"Jack C. Haldeman II & Jack Dann - High Steel" - читать интересную книгу автора (Haldeman Jack C)

every telltale in the room went from green to red. Outside the port, the universe was lit with a blinding
white flash.
"Jesus Christ," cried Carl, frozen. "No!" A whole bank of rockets along one arm had fired at once.
Not one rocket, not ten; but hundreds of them.
The station swung in a ballet of death, caught in an ungainly pirouette by the uneven forces. The
wrenching stresses pulled at the station in a way that could never have been anticipated. The metal
twisted, buckled, finally reached the breaking point and sheared. Before their horrified eyes, the station
broke apart, one end of the barbell ripping away. It headed inexorably for the geodesic, a precise arc of
destruction. The rest of the station, out of control, cartwheeled wildly away.
Time froze. John was held by fear, the old fear taught to him by Leonard Broken-finger. It was the
fear of one who can see with his heart, who can sense the spirits in the sweat lodge and in the vision pit.
As bits of steel, aluminum, and boron silvered through space, catching the sun in their terrible dance, John
became a wichasha wakan. He saw through the eyes of his people; he was in the center of the circle.
Those aboard the geodesic must have tried to get out of the way. Yet it happened too fast; they had
no chance. John's people were in there; his spirit reached for them.

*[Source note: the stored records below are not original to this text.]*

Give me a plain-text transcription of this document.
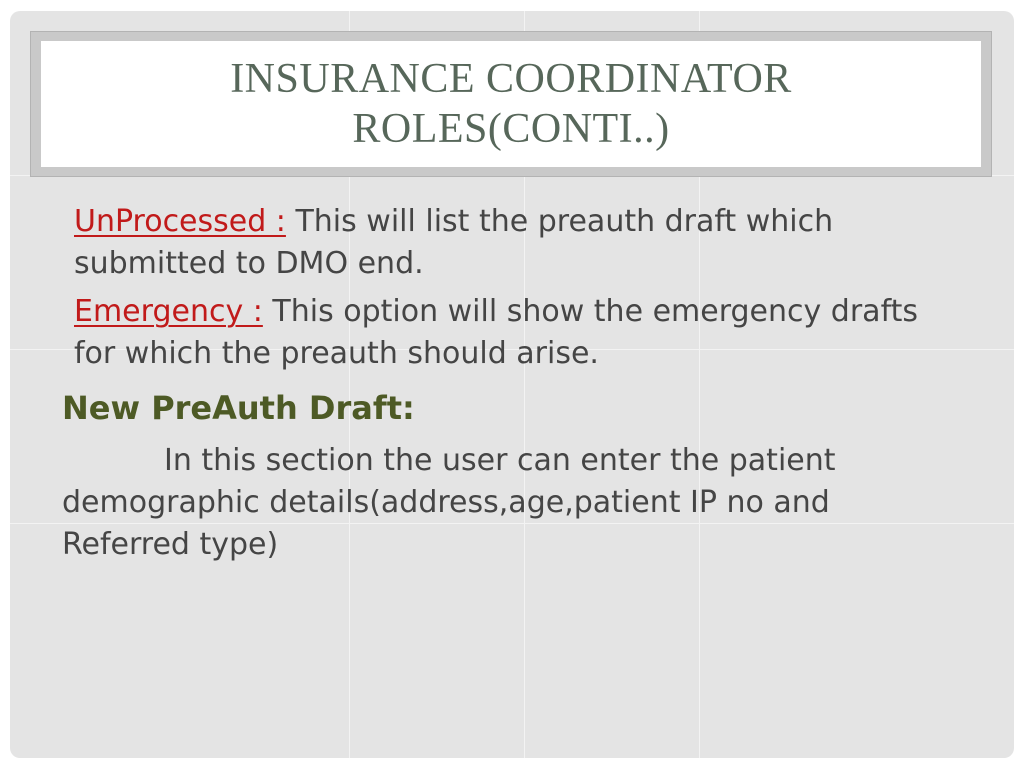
INSURANCE COORDINATOR
ROLES(CONTI..)
UnProcessed : This will list the preauth draft which submitted to DMO end.
Emergency : This option will show the emergency drafts for which the preauth should arise.
New PreAuth Draft:
In this section the user can enter the patient demographic details(address,age,patient IP no and Referred type)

The terrible fear, the crawling fear broke through his heart. "Oh Wakan Tanka, Great Mystery, all
those people, don't let them die ... " John felt the wings of Wakinyan-tanka, the great thunderbird. They
were made out of the essence of darkness; they were as cold as ice, yet they burned his skin.
The geodesic was struck dead center. It burst apart as metal and people were torn and tossed in a
thousand different directions. Steel struts and beams careened end over end, but the tumbling limbs and
bodies of the dead seemed to be propelled by what looked like red gas: blood.
He heard himself screaming, and he remembered: Wa-kinyan-tanka eats his young, for they make
him many; yet he is still one. He has a huge beak filled with jagged teeth, yet he has no head. He
has wings, yet he has no shape.
From somewhere distant, Sam yelled: "Do something, Carl, do something."
From somewhere else, came Carl's voice: "I can't."
And Sam: "Save the others."
Carl: "I can't stop it. Calculations are too complex. I can't."
John felt the cold breaking of death, the death of all, Indian and wasicun alike. He broke, and was
made whole. He pulled Carl from the chair, sat down in front of the computer console. Sam yelled, Carl
screamed. These were disruptive forces, he blocked them out, ran his fingers lightly over the keyboard.
He touched a button and a single rocket fired on the wildly careening remains of the station. He
touched another button and a rocket fired someplace else on the skin of the station. There was a rhythm,
a balance. Action and reaction, all parts of the whole.
Gently he felt his way into the heart of the computer. He did things, things happened. Forces were
moved, stresses transposed from one place to another. It was all a matter of balance, of achieving a point
of equilibrium. The computer was a prayer and he was in the pit again, close to the spirits that flicked in
the dark and the thunder-beings that carried the fear. His fingers danced over the keyboard. He felt,
rather than saw, the forces he was manipulating. It was internal, not external: he was part and parcel of
the things he did. He grabbed the lightpen and stroked the image of the runaway station on the screen.
Under his fingers more rockets burst into life, counterbalancing the undesired motion. With the sureness
of an ancient hand painting a Hopi jar, he sought out the proper forms, the pattern. The station slowed.
The fear, the ancient fear carried by prayer, was breaking him. It gave him the emptiness the wasicun
built, transforming it into a wisdom. He frowned, added a few last strokes with the lightpen, tapped a few
more buttons. The station stopped, motion arrested.
John slumped forward, drained of energy. He shook himself, looked around, half expecting to see the
rolling desert, the towering mesas. Instead he saw Sam and Carl, though he didn't recognize them at first.
They stared at him with amazement, with fear, unable and unwilling to move, to break the spell. They
could not comprehend what they had just seen.
John looked at them and understood that, and more. Much more. He stood.